A: The slope of a linear equation is the coefficient of the variable. In the equation $y = mx + b$, the slope is $m$. The slope represents the rate of change of the line.

Q: What is the y-intercept of a linear equation?

A: The y-intercept of a linear equation is the point where the line intersects the y-axis.

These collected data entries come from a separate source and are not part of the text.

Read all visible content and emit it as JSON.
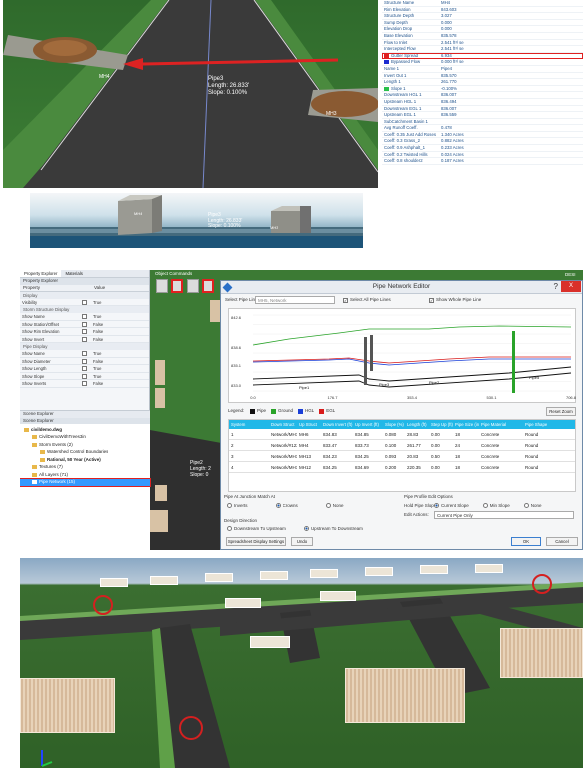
{
  "panel1": {
    "pipe_label": "Pipe3",
    "pipe_length": "Length: 26.833'",
    "pipe_slope": "Slope: 0.100%",
    "mh_left": "MH4",
    "mh_right": "MH3",
    "properties": [
      {
        "k": "Structure Name",
        "v": "MH4",
        "sw": ""
      },
      {
        "k": "Rim Elevation",
        "v": "843.603",
        "sw": ""
      },
      {
        "k": "Structure Depth",
        "v": "3.027",
        "sw": ""
      },
      {
        "k": "Sump Depth",
        "v": "0.000",
        "sw": ""
      },
      {
        "k": "Elevation Drop",
        "v": "0.000",
        "sw": ""
      },
      {
        "k": "Base Elevation",
        "v": "835.578",
        "sw": ""
      },
      {
        "k": "Flow to Inlet",
        "v": "2.541 ft³/ se",
        "sw": ""
      },
      {
        "k": "Intercepted Flow",
        "v": "2.541 ft³/ se",
        "sw": ""
      },
      {
        "k": "Gutter Spread",
        "v": "6.934",
        "sw": "#e02020",
        "highlight": true
      },
      {
        "k": "Bypassed Flow",
        "v": "0.000 ft³/ se",
        "sw": "#1a2bd0"
      },
      {
        "k": "Name 1",
        "v": "Pipe4",
        "sw": ""
      },
      {
        "k": "Invert Out 1",
        "v": "835.570",
        "sw": ""
      },
      {
        "k": "Length 1",
        "v": "261.770",
        "sw": ""
      },
      {
        "k": "Slope 1",
        "v": "-0.100%",
        "sw": "#29c04a"
      },
      {
        "k": "Downstream HGL 1",
        "v": "836.007",
        "sw": ""
      },
      {
        "k": "Upstream HGL 1",
        "v": "836.494",
        "sw": ""
      },
      {
        "k": "Downstream EGL 1",
        "v": "836.007",
        "sw": ""
      },
      {
        "k": "Upstream EGL 1",
        "v": "836.559",
        "sw": ""
      },
      {
        "k": "SubCatchment Basin 1",
        "v": "",
        "sw": ""
      },
      {
        "k": "Avg Runoff Coeff.",
        "v": "0.478",
        "sw": ""
      },
      {
        "k": "Coeff: 0.35 Just Add Roses",
        "v": "1.340 Acres",
        "sw": ""
      },
      {
        "k": "Coeff: 0.3 Grass_2",
        "v": "0.882 Acres",
        "sw": ""
      },
      {
        "k": "Coeff: 0.9 Ashphalt_1",
        "v": "0.233 Acres",
        "sw": ""
      },
      {
        "k": "Coeff: 0.2 Twisted Hills",
        "v": "0.024 Acres",
        "sw": ""
      },
      {
        "k": "Coeff: 0.8 shoulder2",
        "v": "0.187 Acres",
        "sw": ""
      }
    ]
  },
  "panel2": {
    "pipe_label": "Pipe3",
    "pipe_length": "Length: 26.833'",
    "pipe_slope": "Slope: 0.100%",
    "mh_left": "MH4",
    "mh_right": "MH3"
  },
  "panel3": {
    "tabs": [
      "Property Explorer",
      "Materials"
    ],
    "property_explorer_title": "Property Explorer",
    "col_property": "Property",
    "col_value": "Value",
    "properties": [
      {
        "group": "Display"
      },
      {
        "k": "Visibility",
        "v": "True",
        "checked": true
      },
      {
        "group": "Storm Structure Display"
      },
      {
        "k": "Show Name",
        "v": "True",
        "checked": true
      },
      {
        "k": "Show Station/Offset",
        "v": "False",
        "checked": false
      },
      {
        "k": "Show Rim Elevation",
        "v": "False",
        "checked": false
      },
      {
        "k": "Show Invert",
        "v": "False",
        "checked": false
      },
      {
        "group": "Pipe Display"
      },
      {
        "k": "Show Name",
        "v": "True",
        "checked": true
      },
      {
        "k": "Show Diameter",
        "v": "False",
        "checked": false
      },
      {
        "k": "Show Length",
        "v": "True",
        "checked": true
      },
      {
        "k": "Show Slope",
        "v": "True",
        "checked": true
      },
      {
        "k": "Show Inverts",
        "v": "False",
        "checked": false
      }
    ],
    "scene_explorer_tab": "Scene Explorer",
    "scene_explorer_title": "Scene Explorer",
    "tree": [
      {
        "label": "civildemo.dwg",
        "level": 0,
        "bold": true
      },
      {
        "label": "CivilDemoWithTrees3in",
        "level": 1
      },
      {
        "label": "Storm Events (2)",
        "level": 1
      },
      {
        "label": "Watershed Control Boundaries",
        "level": 2
      },
      {
        "label": "Rational, 50 Year (Active)",
        "level": 2,
        "bold": true
      },
      {
        "label": "Textures (7)",
        "level": 1
      },
      {
        "label": "All Layers (71)",
        "level": 1
      },
      {
        "label": "Pipe Network (15)",
        "level": 1,
        "selected": true
      }
    ],
    "object_commands": "Object Commands",
    "bg_pipe_label": "Pipe2",
    "bg_pipe_length": "Length: 2",
    "bg_pipe_slope": "Slope: 0",
    "editor": {
      "title": "Pipe Network Editor",
      "help": "?",
      "close": "X",
      "select_pipe_line_label": "Select Pipe Line:",
      "select_pipe_line_value": "MH5, Network",
      "select_all_label": "Select All Pipe Lines",
      "show_whole_label": "Show Whole Pipe Line",
      "y_ticks": [
        "842.6",
        "838.6",
        "835.1",
        "833.0"
      ],
      "x_ticks": [
        "0.0",
        "176.7",
        "353.4",
        "530.1",
        "706.8"
      ],
      "profile_pipes": [
        "Pipe1",
        "Pipe3",
        "Pipe2",
        "Pipe5"
      ],
      "legend_label": "Legend:",
      "legend": [
        {
          "name": "Pipe",
          "color": "#111111"
        },
        {
          "name": "Ground",
          "color": "#29a329"
        },
        {
          "name": "HGL",
          "color": "#1a3fd8"
        },
        {
          "name": "EGL",
          "color": "#d81a1a"
        }
      ],
      "reset_zoom": "Reset Zoom",
      "columns": [
        "System",
        "Down Struct",
        "Up Struct",
        "Down Invert (ft)",
        "Up Invert (ft)",
        "Slope (%)",
        "Length (ft)",
        "Step Up (ft)",
        "Pipe Size (in)",
        "Pipe Material",
        "Pipe Shape"
      ],
      "rows": [
        [
          "1",
          "Network/MH7",
          "MH6",
          "834.83",
          "834.85",
          "0.080",
          "28.83",
          "0.00",
          "18",
          "Concrete",
          "Round"
        ],
        [
          "2",
          "Network/#1221025.cdx",
          "MH4",
          "833.47",
          "833.73",
          "0.100",
          "261.77",
          "0.00",
          "24",
          "Concrete",
          "Round"
        ],
        [
          "3",
          "Network/MH14",
          "MH13",
          "834.23",
          "834.25",
          "0.093",
          "20.83",
          "0.50",
          "18",
          "Concrete",
          "Round"
        ],
        [
          "4",
          "Network/MH13",
          "MH12",
          "834.25",
          "834.69",
          "0.200",
          "220.35",
          "0.00",
          "18",
          "Concrete",
          "Round"
        ]
      ],
      "junction_title": "Pipe At Junction Match At",
      "junction_options": [
        "Inverts",
        "Crowns",
        "None"
      ],
      "junction_selected": "Crowns",
      "edit_options_title": "Pipe Profile Edit Options",
      "hold_label": "Hold Pipe Slope:",
      "hold_options": [
        "Current Slope",
        "Min Slope",
        "None"
      ],
      "hold_selected": "Current Slope",
      "edit_actions_label": "Edit Actions:",
      "edit_actions_value": "Current Pipe Only",
      "design_direction": "Design Direction",
      "direction_options": [
        "Downstream To Upstream",
        "Upstream To Downstream"
      ],
      "direction_selected": "Upstream To Downstream",
      "spreadsheet_btn": "Spreadsheet Display Settings",
      "undo_btn": "Undo",
      "ok_btn": "OK",
      "cancel_btn": "Cancel"
    },
    "corner_text": "DESI"
  }
}
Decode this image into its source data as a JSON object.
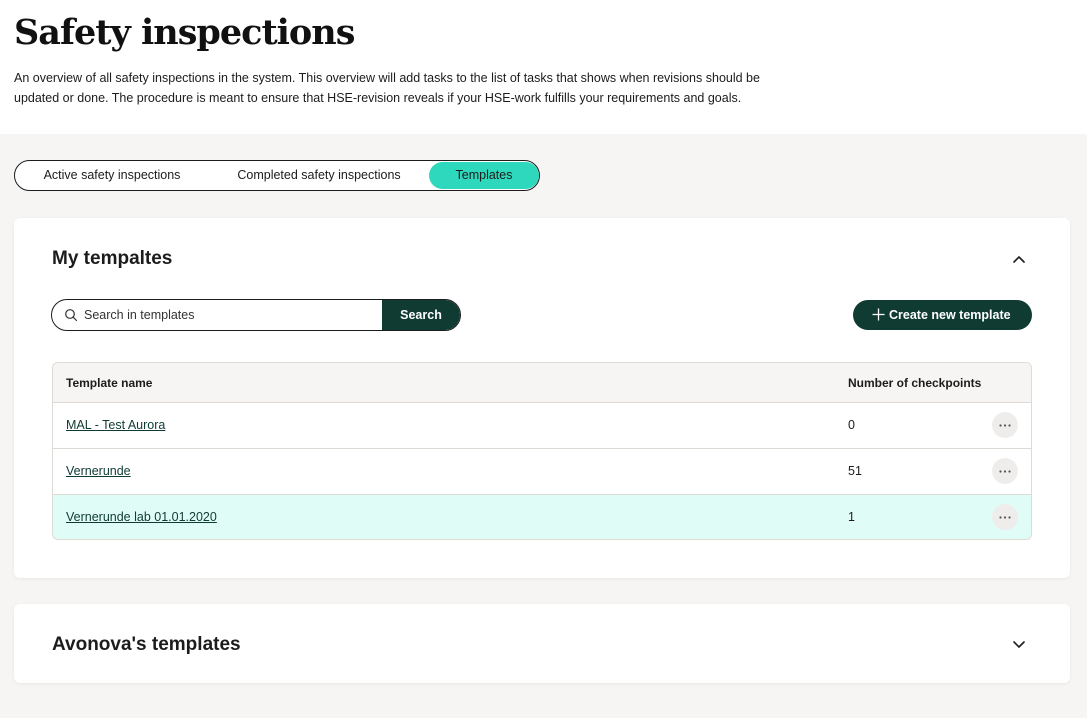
{
  "page": {
    "title": "Safety inspections",
    "description": "An overview of all safety inspections in the system. This overview will add tasks to the list of tasks that shows when revisions should be updated or done. The procedure is meant to ensure that HSE-revision reveals if your HSE-work fulfills your requirements and goals."
  },
  "tabs": [
    {
      "label": "Active safety inspections",
      "active": false
    },
    {
      "label": "Completed safety inspections",
      "active": false
    },
    {
      "label": "Templates",
      "active": true
    }
  ],
  "my_templates": {
    "title": "My tempaltes",
    "expanded": true,
    "search": {
      "placeholder": "Search in templates",
      "button_label": "Search"
    },
    "create_button_label": "Create new template",
    "columns": [
      "Template name",
      "Number of checkpoints"
    ],
    "rows": [
      {
        "name": "MAL - Test Aurora",
        "checkpoints": "0"
      },
      {
        "name": "Vernerunde",
        "checkpoints": "51"
      },
      {
        "name": "Vernerunde lab 01.01.2020",
        "checkpoints": "1",
        "highlighted": true
      }
    ]
  },
  "avonova_templates": {
    "title": "Avonova's templates",
    "expanded": false
  },
  "colors": {
    "accent": "#2ed8bc",
    "primary_dark": "#0f3b33",
    "highlight_row": "#e0fcf6",
    "background": "#f7f5f3"
  },
  "icons": {
    "search": "search-icon",
    "plus": "plus-icon",
    "more": "more-horizontal-icon",
    "collapse": "chevron-up-icon",
    "expand": "chevron-down-icon"
  }
}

In the equation $y = mx + b$, the y-intercept is $b$.

Q: How do I determine if a line is parallel or perpendicular to another line?

A: To determine if a line is parallel or perpendicular to another line, follow these steps:

1. Find the slope of both lines.
2. If the slopes are equal, the lines are parallel.
3. If the slopes are negative reciprocals of each other, the lines are perpendicular.

Q: What is the equation of a line that passes through two points?

A: To find the equation of a line that passes through two points, follow these steps:

1. Find the slope of the line using the two points.
2. Use the slope-intercept form to write the equation of the line.
3. Substitute the coordinates of one of the points into the equation to find the y-intercept.

Q: How do I graph a linear equation with a negative slope?

A: To graph a linear equation with a negative slope, follow these steps:

1. Identify the slope and y-intercept of the equation.
2. Plot the y-intercept on a coordinate plane.
3. Use the slope to find another point on the line.
4. Draw a line through the two points, making sure to extend the line in the correct direction.

Q: What is the equation of a line that passes through the origin?

A: The equation of a line that passes through the origin is $y = mx$, where $m$ is the slope.

Q: How do I find the equation of a line that passes through a given point and has a given slope?

A: To find the equation of a line that passes through a given point and has a given slope, follow these steps:

1. Use the point-slope form to write the equation of the line.
2. Substitute the coordinates of the given point into the equation.
3. Simplify the equation to find the final form.

Q: What is the equation of a line that is parallel to another line?

A: The equation of a line that is parallel to another line is of the form $y = mx + b$, where $m$ is the slope of the original line and $b$ is a constant.

Q: How do I find the equation of a line that is perpendicular to another line?

A: To find the equation of a line that is perpendicular to another line, follow these steps:

1. Find the slope of the original line.
2. Use the negative reciprocal of the slope to find the slope of the perpendicular line.
3. Use the point-slope form to write the equation of the perpendicular line.

Conclusion

In conclusion, linear equations are a fundamental concept in mathematics, and understanding how to solve them is crucial for various applications in science, engineering, and economics. By following the steps outlined in this article, you should be able to answer any question related to linear equations. Remember to always identify the slope and y-intercept of the equation, and use the slope-intercept form to find the graph of the line.